Today, we had a group meeting to discuss this hire. Long story short, most everyone else thought they'd make a great hire. No, they didn't know anything technical, but they were obviously willing to learn, so why not? Besides, recent graduates couldn't be expected to know anything about the field, could they? And who said anyone with a BS degree learned anything other than C programming? Surely I was wrong to suggest they should know anything about networking? (I checked their online university's Web site, and Network and Telecommunications Concepts is a required course for all of their BS degrees in this field, yes, I think they really should know a thing or two about networking.)
I've been working in test engineering for 14 years this October. I know what a DHCP server is. I know who Cem Kaner is. I have heard of black box testing. I know what an edge case is. I even know what an ESN is. I can spell the name of my degree from UC Berkeley correctly - it's a Bachelor of Arts, not a Bachelors of Arts. I can even spell the name of the product I work on. I know how to pay attention to detail, so much so that I don't list it twice on my résumé. Finally, I have actual job experience in the field. You can find my name (still!) in the Firefox credits. I have business cards with sometimes fancy, sometimes silly job titles on them from AOL, Apple, Claris, FileMaker, Microsoft, and Netscape. If you define me by what I have done and by what I currently do for a living, I am an engineer.
However, if you can't give me a job title that accurately reflects what I do thanks to company policy, please don't ask me to interview someone whose job title will be "engineer" and then expect me to give them a pass just because they're "eager to learn" and have a misspelled degree from an online university in a degree program that doesn't technically appear to exist. Please, just don't. You wouldn't like me when I'm angry. Especially if I have to explain what I mean when I ask them to please describe the UI for placing a phone call on a mobile phone.
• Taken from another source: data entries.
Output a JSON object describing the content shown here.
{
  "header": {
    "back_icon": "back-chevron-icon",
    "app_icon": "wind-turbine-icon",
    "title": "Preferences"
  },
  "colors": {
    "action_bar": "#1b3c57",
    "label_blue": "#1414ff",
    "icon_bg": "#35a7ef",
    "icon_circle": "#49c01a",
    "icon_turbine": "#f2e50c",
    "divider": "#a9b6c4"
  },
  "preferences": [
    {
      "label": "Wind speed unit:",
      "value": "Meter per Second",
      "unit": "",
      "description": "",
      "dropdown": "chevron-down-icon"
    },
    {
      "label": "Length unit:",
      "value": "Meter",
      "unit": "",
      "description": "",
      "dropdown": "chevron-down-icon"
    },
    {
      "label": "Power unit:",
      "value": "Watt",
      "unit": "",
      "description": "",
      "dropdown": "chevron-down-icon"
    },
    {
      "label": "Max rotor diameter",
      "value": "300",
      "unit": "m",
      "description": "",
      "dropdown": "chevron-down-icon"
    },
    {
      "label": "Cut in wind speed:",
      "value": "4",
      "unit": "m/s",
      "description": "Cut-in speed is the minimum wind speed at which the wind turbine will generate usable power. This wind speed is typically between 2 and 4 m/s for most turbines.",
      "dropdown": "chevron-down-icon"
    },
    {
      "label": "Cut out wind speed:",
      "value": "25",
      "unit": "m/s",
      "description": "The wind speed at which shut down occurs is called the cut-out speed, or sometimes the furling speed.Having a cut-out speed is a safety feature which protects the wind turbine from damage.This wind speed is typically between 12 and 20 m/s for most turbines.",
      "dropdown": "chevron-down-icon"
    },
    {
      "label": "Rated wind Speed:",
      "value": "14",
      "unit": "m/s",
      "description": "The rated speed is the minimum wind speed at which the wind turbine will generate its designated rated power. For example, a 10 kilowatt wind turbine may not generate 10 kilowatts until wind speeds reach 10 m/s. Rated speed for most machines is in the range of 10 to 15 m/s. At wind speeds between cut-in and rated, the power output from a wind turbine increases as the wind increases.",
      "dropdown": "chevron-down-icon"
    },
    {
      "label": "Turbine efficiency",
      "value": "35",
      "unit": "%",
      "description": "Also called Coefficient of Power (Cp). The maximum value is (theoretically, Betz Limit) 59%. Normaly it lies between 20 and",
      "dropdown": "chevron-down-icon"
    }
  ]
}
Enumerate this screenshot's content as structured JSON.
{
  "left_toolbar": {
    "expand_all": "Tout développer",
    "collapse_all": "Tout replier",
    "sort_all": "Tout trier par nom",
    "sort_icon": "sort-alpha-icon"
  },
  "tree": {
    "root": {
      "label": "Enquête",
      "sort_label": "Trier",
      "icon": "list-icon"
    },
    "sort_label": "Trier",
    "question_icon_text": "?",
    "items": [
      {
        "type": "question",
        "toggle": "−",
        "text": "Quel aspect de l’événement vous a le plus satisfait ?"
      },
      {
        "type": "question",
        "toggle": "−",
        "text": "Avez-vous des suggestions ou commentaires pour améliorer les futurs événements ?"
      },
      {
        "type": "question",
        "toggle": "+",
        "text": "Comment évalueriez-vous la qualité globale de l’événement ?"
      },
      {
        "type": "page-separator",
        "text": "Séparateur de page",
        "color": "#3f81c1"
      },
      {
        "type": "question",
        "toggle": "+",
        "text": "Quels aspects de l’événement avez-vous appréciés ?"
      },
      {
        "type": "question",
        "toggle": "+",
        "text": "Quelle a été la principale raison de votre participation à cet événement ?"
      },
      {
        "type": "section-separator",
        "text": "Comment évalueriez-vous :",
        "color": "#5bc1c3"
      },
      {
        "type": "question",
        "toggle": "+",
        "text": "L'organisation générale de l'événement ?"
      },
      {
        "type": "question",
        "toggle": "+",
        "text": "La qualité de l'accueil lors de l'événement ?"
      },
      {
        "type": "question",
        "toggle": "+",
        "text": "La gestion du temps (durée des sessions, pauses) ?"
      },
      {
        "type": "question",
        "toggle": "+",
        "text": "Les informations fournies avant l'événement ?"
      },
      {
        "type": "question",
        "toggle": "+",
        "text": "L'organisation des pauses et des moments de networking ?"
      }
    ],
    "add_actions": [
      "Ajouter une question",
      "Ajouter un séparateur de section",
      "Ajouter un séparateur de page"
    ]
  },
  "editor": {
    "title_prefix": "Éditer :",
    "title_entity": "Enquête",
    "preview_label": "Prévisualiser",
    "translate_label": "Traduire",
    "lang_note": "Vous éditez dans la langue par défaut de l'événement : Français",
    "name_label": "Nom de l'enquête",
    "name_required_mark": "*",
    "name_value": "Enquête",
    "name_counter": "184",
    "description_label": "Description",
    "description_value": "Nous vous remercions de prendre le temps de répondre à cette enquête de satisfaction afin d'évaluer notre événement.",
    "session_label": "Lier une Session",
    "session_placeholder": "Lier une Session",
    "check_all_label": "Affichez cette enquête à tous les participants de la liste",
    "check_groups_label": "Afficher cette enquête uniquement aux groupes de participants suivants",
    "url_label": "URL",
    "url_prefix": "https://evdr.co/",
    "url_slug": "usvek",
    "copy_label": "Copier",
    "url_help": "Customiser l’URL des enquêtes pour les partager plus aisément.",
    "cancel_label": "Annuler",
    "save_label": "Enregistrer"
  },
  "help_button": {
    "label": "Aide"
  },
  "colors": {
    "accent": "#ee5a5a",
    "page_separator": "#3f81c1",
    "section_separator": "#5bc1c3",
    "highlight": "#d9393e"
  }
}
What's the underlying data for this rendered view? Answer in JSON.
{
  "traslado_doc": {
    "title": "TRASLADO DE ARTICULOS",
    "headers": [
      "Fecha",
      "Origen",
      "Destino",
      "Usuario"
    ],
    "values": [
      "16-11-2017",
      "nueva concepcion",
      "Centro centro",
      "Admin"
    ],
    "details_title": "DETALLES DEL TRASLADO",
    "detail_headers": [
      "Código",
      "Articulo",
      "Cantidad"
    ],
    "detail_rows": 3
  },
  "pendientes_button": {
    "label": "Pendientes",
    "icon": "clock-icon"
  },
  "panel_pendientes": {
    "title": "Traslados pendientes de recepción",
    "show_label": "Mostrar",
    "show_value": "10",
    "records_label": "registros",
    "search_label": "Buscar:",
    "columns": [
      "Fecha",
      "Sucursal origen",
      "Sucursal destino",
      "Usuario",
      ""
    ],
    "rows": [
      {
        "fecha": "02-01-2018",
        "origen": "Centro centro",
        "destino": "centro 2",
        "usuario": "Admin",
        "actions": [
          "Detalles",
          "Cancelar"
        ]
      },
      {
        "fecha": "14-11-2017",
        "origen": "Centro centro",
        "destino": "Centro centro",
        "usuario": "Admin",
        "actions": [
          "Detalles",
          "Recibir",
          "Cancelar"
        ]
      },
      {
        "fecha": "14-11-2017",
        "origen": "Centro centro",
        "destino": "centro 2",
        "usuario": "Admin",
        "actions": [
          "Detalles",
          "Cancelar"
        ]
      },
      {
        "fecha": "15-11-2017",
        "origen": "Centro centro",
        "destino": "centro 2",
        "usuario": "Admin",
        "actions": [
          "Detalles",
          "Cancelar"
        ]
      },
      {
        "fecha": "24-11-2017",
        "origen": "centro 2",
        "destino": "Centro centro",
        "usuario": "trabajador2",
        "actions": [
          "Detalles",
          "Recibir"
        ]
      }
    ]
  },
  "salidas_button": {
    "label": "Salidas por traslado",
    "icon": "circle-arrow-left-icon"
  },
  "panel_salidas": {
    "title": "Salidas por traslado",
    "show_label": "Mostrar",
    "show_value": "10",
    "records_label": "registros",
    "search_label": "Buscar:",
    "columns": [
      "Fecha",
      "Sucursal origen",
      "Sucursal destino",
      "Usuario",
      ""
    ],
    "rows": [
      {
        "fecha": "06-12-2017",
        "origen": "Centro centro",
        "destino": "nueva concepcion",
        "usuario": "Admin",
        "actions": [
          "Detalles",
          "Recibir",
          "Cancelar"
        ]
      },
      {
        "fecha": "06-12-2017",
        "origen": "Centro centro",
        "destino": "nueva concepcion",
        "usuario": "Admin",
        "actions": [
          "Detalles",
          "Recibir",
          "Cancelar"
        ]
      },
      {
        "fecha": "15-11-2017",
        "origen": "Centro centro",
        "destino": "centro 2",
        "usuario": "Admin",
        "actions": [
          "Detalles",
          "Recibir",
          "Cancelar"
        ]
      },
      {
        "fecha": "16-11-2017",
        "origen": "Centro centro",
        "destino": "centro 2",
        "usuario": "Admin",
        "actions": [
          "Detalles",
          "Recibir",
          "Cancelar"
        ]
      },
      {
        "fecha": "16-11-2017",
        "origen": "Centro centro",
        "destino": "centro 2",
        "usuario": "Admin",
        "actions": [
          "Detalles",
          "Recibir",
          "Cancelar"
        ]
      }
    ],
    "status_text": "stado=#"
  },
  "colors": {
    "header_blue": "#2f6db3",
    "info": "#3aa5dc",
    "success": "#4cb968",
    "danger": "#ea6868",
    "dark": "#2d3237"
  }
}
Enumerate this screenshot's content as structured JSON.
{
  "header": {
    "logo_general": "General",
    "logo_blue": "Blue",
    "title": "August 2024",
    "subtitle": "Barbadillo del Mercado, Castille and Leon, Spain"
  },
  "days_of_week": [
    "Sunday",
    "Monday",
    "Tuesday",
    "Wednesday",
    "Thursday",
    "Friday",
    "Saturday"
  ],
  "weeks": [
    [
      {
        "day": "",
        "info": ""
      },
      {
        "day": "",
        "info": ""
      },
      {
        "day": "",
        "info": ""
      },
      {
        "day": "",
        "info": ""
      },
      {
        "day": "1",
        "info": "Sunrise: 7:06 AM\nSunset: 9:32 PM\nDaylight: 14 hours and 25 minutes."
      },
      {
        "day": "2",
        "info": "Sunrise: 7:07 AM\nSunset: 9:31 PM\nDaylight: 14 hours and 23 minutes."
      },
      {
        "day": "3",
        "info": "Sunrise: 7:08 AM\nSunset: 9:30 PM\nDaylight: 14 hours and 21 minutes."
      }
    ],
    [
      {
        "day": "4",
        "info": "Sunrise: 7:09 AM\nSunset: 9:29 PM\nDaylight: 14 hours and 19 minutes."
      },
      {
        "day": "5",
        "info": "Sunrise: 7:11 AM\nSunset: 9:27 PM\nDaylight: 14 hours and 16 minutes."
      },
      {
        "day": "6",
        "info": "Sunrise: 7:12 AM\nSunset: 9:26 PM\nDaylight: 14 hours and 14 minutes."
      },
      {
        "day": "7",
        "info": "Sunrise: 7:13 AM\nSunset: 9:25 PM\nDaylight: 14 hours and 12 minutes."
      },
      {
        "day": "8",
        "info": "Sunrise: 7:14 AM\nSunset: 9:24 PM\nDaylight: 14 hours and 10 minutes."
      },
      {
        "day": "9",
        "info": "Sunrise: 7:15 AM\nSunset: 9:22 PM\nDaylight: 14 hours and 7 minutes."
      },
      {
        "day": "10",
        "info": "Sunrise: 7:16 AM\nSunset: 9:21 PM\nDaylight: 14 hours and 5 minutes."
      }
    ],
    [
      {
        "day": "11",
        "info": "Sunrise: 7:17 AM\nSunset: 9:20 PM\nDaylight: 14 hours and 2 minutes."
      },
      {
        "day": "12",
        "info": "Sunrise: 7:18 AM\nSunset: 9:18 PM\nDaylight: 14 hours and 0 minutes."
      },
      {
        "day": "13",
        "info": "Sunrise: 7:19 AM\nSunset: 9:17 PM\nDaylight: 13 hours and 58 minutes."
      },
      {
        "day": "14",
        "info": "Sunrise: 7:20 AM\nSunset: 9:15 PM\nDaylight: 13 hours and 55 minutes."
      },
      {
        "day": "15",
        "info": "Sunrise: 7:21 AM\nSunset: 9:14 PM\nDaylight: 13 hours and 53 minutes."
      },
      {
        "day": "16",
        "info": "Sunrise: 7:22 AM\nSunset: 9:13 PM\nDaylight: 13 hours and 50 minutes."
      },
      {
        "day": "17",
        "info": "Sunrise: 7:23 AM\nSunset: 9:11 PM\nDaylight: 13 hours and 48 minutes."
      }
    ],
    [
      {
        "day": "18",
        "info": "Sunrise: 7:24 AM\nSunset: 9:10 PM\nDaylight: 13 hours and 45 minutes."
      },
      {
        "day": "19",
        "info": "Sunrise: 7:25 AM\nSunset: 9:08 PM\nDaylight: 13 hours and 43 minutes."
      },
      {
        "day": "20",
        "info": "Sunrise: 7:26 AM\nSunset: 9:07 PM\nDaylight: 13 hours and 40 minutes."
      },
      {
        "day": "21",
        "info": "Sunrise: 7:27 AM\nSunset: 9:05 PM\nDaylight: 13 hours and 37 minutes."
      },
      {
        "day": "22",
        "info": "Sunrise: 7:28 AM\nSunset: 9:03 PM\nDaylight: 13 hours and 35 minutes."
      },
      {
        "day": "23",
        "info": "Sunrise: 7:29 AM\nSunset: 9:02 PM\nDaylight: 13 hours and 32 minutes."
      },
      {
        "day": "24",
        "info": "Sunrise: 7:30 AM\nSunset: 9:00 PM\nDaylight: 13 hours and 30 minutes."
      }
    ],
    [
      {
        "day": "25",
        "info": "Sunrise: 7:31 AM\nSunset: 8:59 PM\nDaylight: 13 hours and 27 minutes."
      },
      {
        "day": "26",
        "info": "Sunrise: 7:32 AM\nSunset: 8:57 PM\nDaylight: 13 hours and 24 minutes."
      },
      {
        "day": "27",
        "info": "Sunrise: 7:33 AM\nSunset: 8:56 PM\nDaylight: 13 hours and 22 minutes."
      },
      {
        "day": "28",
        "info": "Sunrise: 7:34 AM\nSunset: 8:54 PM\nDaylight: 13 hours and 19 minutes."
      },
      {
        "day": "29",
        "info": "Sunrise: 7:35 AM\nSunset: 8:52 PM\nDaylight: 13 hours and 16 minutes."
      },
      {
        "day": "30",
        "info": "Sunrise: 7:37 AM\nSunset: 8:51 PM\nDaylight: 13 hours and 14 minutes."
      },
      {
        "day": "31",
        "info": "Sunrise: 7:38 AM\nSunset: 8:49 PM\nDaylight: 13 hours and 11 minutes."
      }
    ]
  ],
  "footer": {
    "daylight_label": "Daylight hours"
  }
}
A few hours after the meeting, a coworker came by my office and explained that I should never, ever criticize, question, or even comment on any management decision. To keep my job here, it's best to smile and say that everything is "fine!" He suggested that whenever tempted to open my mouth, it's best to try to cross my toes to remind myself not to say anything. It's how he's managed to work here for ten years: never take risks, never criticize, keep your mouth shut, and don't question - ever! - any management decision.
Most of us test engineers become test engineers because we are curious. We like to break things. We know enough about software to recognize when it could work better. We are not satisfied with the status quo. It seems especially outrageous (in this context) that management is behaving this way, but I suppose the problem is ultimately mine. How am I supposed to function in this environment? How do you make a living as a critic for a company that really, really doesn't want to hear any criticism, ever?
I need another job, but I don't feel like looking for another one until next February. This is going to be a very, very frustrating year.